Exploring RNA Structure, Function, and Energetics

The long-term scientific goal in the Schroeder lab is to understand RNA structure and function well enough to predict its three-dimensional structure. The novel functions and dynamic structures of viral RNA open doors to better understand the fundamental physical interactions that determine RNA structure, function, and energetics.

Experimental constraints define regions of RNA folding funnel

The Schroeder lab research focuses on three areas: satellite tobacco mosaic virus RNA (STMV); prohead RNA (pRNA); and RNA thermodynamic parameters for better RNA interference (RNAi) therapeutics. We are developing better ways to determine STMV RNA structures inside virus particles using crystallography data, chemical probing data, and computational predictions. The experimental and computational methods developed to study STMV RNA will be applied to other viral RNAs, such as Hepatitis B pregenomic RNA and MS2 bacteriophage RNA, which have well-defined in vitro assembly conditions for studies of RNA folding and virus assembly. pRNA is an essential component of a viral packaging motor and self-assembles into RNA nanoparticles. The Schroeder lab explores pRNA tertiary structure and dynamics using a variety of biophysical techniques, including NMR spectroscopy, crystallography, gel shift assays, and ultrafast femtosecond fluorescent spectroscopy.
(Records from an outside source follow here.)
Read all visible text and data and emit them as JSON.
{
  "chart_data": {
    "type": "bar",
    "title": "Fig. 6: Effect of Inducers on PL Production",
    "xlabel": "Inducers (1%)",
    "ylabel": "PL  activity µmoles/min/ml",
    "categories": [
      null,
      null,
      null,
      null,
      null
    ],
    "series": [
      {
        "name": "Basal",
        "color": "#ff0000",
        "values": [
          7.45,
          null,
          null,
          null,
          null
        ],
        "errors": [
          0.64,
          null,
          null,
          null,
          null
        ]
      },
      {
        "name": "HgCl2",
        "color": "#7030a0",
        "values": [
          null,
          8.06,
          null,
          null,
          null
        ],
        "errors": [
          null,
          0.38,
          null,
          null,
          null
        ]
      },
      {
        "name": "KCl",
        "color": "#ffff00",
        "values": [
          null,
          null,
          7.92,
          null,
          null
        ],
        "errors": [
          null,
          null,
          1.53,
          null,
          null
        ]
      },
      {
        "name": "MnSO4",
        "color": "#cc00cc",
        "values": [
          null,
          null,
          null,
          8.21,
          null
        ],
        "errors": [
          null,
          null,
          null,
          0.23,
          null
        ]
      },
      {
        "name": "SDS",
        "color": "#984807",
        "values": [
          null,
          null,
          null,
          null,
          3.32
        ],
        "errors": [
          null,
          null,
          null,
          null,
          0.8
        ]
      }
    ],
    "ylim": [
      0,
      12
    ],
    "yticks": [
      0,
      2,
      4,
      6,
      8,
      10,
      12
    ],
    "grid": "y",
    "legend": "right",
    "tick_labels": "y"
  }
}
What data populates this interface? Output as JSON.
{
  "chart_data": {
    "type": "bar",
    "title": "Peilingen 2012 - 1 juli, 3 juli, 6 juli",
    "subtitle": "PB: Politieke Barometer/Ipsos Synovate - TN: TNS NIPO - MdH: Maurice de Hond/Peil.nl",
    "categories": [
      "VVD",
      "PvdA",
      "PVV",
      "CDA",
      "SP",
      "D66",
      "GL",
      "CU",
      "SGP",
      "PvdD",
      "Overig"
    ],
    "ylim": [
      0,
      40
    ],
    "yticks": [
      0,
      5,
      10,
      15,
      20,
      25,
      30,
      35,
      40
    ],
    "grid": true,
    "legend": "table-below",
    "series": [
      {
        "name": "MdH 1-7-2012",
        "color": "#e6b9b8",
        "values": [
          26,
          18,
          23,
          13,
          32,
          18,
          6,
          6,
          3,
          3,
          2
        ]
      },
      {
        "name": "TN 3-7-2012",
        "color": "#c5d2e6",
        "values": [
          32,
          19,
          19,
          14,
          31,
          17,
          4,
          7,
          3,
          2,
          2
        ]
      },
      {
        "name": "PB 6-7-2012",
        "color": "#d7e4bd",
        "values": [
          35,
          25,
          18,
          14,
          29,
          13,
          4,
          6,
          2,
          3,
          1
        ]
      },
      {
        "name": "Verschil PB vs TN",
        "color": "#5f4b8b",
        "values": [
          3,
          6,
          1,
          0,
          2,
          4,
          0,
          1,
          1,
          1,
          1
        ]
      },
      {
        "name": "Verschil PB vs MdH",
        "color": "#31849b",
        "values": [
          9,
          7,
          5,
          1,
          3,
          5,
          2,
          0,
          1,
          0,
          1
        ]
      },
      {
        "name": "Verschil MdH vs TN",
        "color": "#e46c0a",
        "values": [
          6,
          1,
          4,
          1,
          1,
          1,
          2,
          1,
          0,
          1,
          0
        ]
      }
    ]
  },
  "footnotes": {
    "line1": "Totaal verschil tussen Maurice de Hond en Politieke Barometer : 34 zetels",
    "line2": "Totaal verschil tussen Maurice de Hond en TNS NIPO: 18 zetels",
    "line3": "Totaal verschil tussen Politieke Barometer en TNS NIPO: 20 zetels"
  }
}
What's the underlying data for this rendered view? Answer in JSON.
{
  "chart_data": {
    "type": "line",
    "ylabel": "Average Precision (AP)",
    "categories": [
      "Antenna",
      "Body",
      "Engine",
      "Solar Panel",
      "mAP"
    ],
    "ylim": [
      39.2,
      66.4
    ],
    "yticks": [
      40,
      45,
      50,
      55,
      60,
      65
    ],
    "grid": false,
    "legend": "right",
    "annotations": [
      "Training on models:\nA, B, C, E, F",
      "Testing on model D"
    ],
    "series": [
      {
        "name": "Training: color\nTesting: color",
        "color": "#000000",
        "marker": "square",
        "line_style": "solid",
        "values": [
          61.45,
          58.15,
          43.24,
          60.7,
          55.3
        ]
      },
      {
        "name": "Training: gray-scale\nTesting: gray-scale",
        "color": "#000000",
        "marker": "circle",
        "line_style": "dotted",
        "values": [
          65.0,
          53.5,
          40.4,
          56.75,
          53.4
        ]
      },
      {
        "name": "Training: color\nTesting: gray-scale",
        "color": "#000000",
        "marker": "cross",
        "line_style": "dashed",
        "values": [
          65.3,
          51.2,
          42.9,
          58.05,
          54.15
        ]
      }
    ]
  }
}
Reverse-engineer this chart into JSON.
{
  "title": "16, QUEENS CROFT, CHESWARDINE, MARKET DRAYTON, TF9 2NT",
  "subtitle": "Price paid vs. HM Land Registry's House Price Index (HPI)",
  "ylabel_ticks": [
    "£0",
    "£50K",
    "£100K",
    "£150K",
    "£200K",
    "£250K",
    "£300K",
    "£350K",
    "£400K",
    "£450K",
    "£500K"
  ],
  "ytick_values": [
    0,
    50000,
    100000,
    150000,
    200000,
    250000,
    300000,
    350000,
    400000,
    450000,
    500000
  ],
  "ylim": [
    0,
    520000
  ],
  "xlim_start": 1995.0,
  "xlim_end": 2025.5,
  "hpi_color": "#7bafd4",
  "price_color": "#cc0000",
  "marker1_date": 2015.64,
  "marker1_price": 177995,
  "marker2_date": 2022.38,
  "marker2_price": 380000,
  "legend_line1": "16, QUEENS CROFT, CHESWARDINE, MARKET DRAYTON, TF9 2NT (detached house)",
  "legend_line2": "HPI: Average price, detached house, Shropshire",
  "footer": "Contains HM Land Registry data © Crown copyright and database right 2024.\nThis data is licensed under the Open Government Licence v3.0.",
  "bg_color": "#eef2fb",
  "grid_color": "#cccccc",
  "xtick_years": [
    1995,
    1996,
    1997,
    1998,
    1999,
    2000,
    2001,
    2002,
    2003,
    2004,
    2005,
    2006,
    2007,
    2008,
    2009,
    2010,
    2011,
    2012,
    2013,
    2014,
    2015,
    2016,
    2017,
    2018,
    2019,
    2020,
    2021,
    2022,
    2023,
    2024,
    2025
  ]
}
RNA helices inside satellite tobacco mosaic virus

Measuring RNA thermodynamic parameters for terminal mismatches using UV spectroscopy contributes to the database that forms the core of most RNA prediction programs. Accurate stabilities of terminal mismatches are critical for understanding specificity in RNAi phenomena and reducing off-target effects for RNA therapeutics.